Ahmet Emin Yalman'ın Türkeş'ten aldığı cevap
Emekli amiraller sabahın köründe gözaltına alındılar. Evlerini didik didik ettiler. Dijital materyallerini topladılar.
Herkes biliyordu ki, darbeyle ilgileri yok. Bütün aramalarına taramalarına rağmen "darbe"nin imasını dahi bulamadılar. Amirallerimiz evlerine gönderildiler.
Açıklama niye gece yarısı yapıldı? Niye "Yüce Türk Milletine" diye başladılar? Laf mı bu şimdi...
Emekli amirallerimize memleket meselesinde hassasiyet gösterdikleri için teşekkür edilmelidir.
Ahmet Emin Yalman'ı (1888-1972) bilirsiniz. Alparslan Türkeş CKMP'ye genel başkan seçildikten sonra röportaj yaptı. Politikacılarımız 27 Mayıs 1960 Darbesi'nde baş rol oynayan Albay Türkeş'in sözlerine kulak vermeliler.
Yalman: Totaliter bir gidişi kestirme bir yol sanıp demokrasiye tercih edenler var. Siz bu gibiler hakkında ne düşünürsünüz?
Türkeş: Benim görüşüme göre esas olan demokratik yoldur. Halka dayanmayan, halk tarafından benimsenmeyen hiçbir teşebbüs verimli olamaz. Bizim Cumhuriyet devrinde girişmiş olduğumuz devrimlerimizden birçoğunun birkaç büyük şehrin dar sınırlarından öteye yayılamamasının önemli bir sebebi de bu devrimleri halka götürerek benimsetmek ve maletmek yolunu bulamayışımızdır. İşte onun için devrime aykırı davranışlarla karşılaşıyoruz ve aydınlar olarak buna üzülüyoruz, çare düşünüyoruz. Çare, meseleleri halk yığınlarına götürmek, davayı açıkça onlara anlatmak, doğru olduğuna inandığımız çözümü halka benimseterek, onun desteğini sağlamak yoludur sanıyorum. Halk enerjisini bir defa harekete geçirirsek, güçlükleri kolayca yeneriz. Yoksa 'Bu olacaktır' diye tepeden inme emir verirsek, nihayet birkaç memurla bunun faidesini kavrayan aydın kişiler yeniliği kabul ve tatbik ederler, büyük halk topluluğu buna karşı ilgisiz kalır. Bir İngiliz filozofunun bir sözü vardır. Der ki: 'Demokrasi demek liderlik demektir, halkın hoşuna gideni vermek veya hoş görüneni yapmak değildir.
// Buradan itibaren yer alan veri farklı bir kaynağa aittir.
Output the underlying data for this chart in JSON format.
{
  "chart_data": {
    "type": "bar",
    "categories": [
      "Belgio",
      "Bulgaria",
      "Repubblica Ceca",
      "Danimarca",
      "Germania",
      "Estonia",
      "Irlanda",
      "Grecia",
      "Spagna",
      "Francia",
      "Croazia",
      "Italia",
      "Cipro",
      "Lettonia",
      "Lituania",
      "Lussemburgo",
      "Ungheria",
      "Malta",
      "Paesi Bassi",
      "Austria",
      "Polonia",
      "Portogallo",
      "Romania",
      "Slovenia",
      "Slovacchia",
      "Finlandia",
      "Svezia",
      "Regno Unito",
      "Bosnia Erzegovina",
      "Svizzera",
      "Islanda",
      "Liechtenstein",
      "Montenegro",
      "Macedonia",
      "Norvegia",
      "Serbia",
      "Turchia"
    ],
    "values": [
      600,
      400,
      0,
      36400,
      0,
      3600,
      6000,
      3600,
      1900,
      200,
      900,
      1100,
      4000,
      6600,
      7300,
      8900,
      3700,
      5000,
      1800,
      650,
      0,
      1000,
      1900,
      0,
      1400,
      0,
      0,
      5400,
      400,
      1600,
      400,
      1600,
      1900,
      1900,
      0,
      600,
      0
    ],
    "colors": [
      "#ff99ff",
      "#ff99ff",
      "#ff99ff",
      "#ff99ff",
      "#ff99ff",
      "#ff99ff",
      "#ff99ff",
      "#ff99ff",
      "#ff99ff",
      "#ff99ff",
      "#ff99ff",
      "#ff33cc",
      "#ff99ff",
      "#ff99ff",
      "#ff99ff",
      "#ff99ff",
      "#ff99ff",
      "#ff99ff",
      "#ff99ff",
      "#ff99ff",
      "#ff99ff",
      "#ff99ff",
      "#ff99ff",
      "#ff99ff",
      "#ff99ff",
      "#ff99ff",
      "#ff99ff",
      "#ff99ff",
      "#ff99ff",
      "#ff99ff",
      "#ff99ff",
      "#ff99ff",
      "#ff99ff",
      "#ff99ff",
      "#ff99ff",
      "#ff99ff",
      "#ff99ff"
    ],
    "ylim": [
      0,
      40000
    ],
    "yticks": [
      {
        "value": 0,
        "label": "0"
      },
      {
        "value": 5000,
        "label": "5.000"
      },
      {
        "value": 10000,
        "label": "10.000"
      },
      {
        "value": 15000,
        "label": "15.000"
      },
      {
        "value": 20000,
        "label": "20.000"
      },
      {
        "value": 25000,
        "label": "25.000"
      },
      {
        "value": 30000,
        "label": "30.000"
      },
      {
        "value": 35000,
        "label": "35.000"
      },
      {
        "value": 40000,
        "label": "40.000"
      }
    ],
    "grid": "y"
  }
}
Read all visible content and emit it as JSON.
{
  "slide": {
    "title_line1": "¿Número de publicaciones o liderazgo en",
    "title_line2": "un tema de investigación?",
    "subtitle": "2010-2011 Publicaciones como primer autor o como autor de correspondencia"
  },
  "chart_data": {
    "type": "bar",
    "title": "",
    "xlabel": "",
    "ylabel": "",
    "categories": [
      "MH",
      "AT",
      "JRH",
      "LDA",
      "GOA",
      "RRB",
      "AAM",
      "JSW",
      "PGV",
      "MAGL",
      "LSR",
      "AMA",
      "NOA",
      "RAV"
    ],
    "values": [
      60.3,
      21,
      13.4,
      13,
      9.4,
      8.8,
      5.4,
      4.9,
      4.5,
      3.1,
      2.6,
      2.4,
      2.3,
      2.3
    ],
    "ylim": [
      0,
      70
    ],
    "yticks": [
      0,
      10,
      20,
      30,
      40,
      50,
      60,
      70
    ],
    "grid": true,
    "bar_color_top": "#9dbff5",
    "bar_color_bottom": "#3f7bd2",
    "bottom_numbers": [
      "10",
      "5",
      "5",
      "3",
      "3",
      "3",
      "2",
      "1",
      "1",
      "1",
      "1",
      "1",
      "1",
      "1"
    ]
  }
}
Halk için en yararlı olan şeyleri halkı ikna ederek vermek ve yapmaktır.' Memlekete demokrasi her geldikçe herkes sevinmiştir. Ne yazık ki her defasında demokrasi demagoji yoluna sapmış, fazla oy ve alkış toplamak gibi emeller ortalığa hâkim olmuştur. Bugün de aynı tehlikelerle karşı karşıyayız. Kolay yoldan halkın reylerini koparmak için birtakım kışkırtmalar ve vatandaşı vatandaşa düşman edecek davranışlar birbirini takip ediyor. İçinde bulunduğumuz güçlüklerden hangi sistem ve programla nasıl kurtulabileceğimiz konusunda pek az söz söyleniyor. Hâlbuki bilhassa geçmişe ait sözler ve hikâyelerle halkı tahrik edecek yerde, vatandaşlar arasında sevgiyi ve karşılıklı saygıyı geliştirecek ve müşterek meselelerimizi çözebilecek fikir ve programları ileriye sürmek lâzımdır." (Yeni Gazete, 12 Eylül 1965)
15-17 Ocak 1923'te İzmit'te, hâlâ tartışılan meselelere dair M. Kemal'e sorular soran Ahmet Yemin Yalman, 77 yaşında gazetecilik heyecanıyla CKMP genel merkezine gidiyor ve 48 yaşındaki Türkeş'le konuşuyor. Mülâkatın sonunda şunları yazıyor: "Alparslan Türkeş'in yanından şu kanaatle ayrıldım ki kendisi ve arkadaşları, yurt dışında geçirdikleri zaman zarfında yeni dersler öğrenmişler, rejimin çerçevesi içinde vazife görmenin lüzumuna inanmışlardır."
Türkeş "Atatürk devrimleri"nin dar alanda anlatıldığının ve politikacıların vatandaşları birbirine düşman hâle getirdiğinin altını çiziyor.
Herhâlde birileri Türkeş'in anlattıklarından ders çıkaracaktır.